One day, for sure, they will show that the cancer personalities do exist and it is your shitty attitude that killed you. One day, you'll see, you'll see!

(The year is 2459, Crawleybot#782 publishes the 99,999th in a series of identical trials that show possible connections, if you squint hard enough, between bad breath, feelings of inadequacy in early childhood, and the development of the now long-discredited fictitious diagnosis of chronic fatigueity, the sixth iteration in the alternative disease model for fatigue-related MUS, a long-forgotten medical error that disappeared thanks to the relentless pursuit of dedicated researchers.)
 
Do these researchers ever define what they mean by 'central sensitivity' or do they have a way of actually measuring it?
Explaining made-up ideas usually takes the magic out of them. And when you need the magic part to support your work, trying to explain is usually not recommended.

When demons and mysmia went out of fashion, it's been a struggle ever since to invent fictitious explanations that superficially sound convincing but will deflect people's pesky, inconvenient, demands to show your work. It works for a few years, then you have to adapt, sometimes mix-and-match, combining different discredited ideas in a "novel" treatment or fine-tuning the precise steps angels need to dance on the hairpin for the magic to run its course.

The worst part is that relying on childhood trauma for BS explanations will actually end up hurting people who did experience it, by wasting away time from professionals who could help them. This hurts everyone in the process, the only beneficiaries are mediocre researchers who couldn't make it in research if they worked on real problems instead of making them up.
 
What is overlooked, as @pteropus said are the issues of poverty, food insecurity, lack of adequate medical care, crime, poor education, lack of affordable and secure housing, etc. However, more effectively addressing these means government commitment to increase spending in these areas. Taking a psychological, rather than an effective practical tack regarding these problems, frees governments from this responsibility.
 
From the footnotes:

Funding This systematic review was supported by the Sandwell and West Birmingham, ’Sandwell Medication Education Centre Trustee' grant for junior doctors. Open access fees will be provided by the University of Birmingham.

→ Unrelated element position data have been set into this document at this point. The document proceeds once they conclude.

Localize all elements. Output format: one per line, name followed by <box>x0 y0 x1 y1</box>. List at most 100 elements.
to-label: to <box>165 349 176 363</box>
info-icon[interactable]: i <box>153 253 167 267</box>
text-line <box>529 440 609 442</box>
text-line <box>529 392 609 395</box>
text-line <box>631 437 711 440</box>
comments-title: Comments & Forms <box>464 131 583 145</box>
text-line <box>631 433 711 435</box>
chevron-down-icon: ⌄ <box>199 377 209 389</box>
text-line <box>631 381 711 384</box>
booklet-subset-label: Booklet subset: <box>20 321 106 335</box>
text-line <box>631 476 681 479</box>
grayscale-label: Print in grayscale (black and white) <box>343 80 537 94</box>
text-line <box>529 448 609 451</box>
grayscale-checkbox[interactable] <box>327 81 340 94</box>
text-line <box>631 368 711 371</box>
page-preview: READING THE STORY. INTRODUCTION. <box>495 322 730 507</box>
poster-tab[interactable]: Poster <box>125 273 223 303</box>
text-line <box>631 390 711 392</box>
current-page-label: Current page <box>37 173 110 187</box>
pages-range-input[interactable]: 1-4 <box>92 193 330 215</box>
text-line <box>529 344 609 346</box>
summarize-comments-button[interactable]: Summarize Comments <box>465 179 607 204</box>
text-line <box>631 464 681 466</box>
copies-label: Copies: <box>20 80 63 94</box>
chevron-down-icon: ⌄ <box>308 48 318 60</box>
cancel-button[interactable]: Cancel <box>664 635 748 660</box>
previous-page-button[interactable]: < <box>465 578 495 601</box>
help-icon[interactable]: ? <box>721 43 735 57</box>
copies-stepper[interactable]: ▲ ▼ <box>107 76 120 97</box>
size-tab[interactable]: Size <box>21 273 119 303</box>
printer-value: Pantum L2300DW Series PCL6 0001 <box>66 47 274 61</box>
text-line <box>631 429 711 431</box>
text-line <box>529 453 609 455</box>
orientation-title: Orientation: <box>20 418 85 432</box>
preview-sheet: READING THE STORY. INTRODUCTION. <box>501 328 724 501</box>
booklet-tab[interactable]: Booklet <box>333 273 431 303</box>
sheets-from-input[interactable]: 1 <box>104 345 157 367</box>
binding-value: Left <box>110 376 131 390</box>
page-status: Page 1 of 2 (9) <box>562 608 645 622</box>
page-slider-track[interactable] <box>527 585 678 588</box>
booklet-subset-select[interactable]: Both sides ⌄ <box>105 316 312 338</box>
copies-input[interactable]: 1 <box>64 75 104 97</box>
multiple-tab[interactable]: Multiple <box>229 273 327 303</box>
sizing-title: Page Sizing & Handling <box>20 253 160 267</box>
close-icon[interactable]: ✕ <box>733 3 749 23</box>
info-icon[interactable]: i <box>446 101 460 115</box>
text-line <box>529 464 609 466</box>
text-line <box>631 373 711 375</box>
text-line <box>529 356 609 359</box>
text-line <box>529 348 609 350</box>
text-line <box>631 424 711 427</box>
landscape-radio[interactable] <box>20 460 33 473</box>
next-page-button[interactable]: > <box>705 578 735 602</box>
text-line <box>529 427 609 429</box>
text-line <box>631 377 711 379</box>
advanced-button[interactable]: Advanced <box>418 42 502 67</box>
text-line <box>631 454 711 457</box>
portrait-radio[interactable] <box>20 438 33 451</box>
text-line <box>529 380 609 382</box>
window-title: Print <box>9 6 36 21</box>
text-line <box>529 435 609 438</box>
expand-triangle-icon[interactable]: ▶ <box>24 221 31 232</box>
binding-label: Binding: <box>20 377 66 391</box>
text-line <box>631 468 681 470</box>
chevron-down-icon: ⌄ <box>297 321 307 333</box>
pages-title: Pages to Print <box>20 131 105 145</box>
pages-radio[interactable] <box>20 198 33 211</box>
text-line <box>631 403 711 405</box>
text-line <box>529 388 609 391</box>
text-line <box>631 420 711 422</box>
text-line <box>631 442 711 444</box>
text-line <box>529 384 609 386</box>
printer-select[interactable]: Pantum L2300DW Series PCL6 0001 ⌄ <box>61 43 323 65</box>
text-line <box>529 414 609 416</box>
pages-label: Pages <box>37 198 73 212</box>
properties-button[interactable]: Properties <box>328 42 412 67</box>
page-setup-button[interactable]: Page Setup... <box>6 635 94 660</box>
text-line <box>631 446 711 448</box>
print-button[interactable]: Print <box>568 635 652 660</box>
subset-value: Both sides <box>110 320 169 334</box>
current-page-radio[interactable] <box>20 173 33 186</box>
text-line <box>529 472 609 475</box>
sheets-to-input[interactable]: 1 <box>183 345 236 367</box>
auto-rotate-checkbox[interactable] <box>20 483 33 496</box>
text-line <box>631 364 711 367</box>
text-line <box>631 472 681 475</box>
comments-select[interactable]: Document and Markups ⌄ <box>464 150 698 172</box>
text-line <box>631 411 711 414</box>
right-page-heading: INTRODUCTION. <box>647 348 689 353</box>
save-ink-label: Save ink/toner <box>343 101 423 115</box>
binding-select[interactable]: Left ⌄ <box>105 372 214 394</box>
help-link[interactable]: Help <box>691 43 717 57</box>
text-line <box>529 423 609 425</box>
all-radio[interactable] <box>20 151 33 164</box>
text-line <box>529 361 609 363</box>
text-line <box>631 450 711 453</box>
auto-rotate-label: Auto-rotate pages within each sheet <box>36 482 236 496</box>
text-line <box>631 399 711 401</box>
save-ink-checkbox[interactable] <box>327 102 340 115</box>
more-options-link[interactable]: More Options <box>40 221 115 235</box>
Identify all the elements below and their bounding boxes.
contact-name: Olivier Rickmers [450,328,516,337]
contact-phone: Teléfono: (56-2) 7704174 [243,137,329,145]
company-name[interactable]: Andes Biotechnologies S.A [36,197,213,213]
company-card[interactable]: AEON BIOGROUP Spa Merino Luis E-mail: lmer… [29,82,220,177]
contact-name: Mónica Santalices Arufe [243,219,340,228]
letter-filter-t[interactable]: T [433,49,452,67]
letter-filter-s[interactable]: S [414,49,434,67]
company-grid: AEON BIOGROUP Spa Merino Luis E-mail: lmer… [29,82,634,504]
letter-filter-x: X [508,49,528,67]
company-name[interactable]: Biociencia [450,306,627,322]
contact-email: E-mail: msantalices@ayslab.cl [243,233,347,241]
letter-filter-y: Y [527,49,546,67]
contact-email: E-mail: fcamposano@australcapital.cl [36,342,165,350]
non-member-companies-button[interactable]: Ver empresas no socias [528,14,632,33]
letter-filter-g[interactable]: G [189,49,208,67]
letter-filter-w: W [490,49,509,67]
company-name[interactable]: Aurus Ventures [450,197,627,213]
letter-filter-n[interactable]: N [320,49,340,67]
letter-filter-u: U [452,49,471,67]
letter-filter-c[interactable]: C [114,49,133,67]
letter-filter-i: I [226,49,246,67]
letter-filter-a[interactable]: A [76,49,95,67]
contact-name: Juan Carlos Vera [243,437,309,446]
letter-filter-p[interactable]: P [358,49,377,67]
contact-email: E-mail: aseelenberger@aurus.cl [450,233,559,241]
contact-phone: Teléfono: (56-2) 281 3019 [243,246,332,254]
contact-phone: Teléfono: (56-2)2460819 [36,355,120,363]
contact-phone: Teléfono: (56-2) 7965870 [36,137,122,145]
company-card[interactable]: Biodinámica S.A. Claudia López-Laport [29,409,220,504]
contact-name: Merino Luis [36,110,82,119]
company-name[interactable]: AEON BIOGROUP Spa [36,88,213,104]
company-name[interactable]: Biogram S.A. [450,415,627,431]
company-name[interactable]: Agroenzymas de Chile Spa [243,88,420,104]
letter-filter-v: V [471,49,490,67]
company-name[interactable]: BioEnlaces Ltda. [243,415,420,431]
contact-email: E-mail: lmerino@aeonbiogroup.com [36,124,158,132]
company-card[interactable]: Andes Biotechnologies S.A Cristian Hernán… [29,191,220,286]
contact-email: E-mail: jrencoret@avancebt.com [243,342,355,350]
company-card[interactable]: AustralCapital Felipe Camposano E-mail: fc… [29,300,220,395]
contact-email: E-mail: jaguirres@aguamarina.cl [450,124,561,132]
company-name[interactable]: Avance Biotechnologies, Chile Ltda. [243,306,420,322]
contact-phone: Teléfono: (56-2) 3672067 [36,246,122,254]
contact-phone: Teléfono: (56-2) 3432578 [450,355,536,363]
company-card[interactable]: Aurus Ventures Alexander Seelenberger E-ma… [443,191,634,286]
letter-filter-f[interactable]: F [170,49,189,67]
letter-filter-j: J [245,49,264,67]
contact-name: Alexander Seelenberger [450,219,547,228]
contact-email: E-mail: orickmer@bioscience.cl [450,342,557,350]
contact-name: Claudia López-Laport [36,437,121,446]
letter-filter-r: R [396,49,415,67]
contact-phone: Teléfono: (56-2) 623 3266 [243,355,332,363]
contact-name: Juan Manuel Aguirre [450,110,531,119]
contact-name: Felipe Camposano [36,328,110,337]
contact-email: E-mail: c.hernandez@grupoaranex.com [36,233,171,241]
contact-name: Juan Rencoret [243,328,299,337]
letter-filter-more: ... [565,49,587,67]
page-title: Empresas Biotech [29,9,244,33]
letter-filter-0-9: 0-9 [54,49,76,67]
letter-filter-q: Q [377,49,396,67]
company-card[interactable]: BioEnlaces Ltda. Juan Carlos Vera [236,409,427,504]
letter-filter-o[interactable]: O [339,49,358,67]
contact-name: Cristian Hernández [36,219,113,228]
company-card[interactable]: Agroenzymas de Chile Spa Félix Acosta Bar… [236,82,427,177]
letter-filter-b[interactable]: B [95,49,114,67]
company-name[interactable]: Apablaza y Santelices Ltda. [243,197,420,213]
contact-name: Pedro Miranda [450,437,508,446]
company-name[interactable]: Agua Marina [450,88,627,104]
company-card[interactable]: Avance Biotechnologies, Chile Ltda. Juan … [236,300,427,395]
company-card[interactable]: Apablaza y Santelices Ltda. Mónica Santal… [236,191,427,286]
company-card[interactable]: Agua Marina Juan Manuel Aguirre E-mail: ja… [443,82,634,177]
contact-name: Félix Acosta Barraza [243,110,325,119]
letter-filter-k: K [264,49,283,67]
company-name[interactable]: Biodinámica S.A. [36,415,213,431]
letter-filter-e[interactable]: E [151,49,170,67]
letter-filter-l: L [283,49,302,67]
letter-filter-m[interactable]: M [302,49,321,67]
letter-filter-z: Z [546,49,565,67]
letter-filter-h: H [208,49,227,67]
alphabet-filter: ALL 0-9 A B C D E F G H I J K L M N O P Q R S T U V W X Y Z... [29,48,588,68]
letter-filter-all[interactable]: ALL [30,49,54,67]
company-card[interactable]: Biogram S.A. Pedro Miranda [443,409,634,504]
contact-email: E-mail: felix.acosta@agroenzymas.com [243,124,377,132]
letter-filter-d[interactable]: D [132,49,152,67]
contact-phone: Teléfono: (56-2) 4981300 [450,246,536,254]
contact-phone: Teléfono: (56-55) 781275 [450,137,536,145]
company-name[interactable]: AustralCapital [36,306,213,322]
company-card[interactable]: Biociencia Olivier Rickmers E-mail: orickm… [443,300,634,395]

So we know who to thank for more GIGO.
 
I assume there will be a problem with this work in that many of the papers look back at past events and try to interpret and blame illness on previous events. Simply by asking people bias can be introduced.
Yes, how many have been told over and over by authority figures that all their problems are due to child maltreatment? How many have been looking back to their personal history trying to find some clues or events that could give some meaning to what's happening to them before the trial had even started? Only prospective studies can avoid those bias.
 
This, sadly, is what informs decision making. Dressed in the " respectability" of academia , spouting buzzwords that reinforce a group perception. Telling people what they want to hear.

Even though so clearly tying itself in knots, this type of stuff does a lot of damage.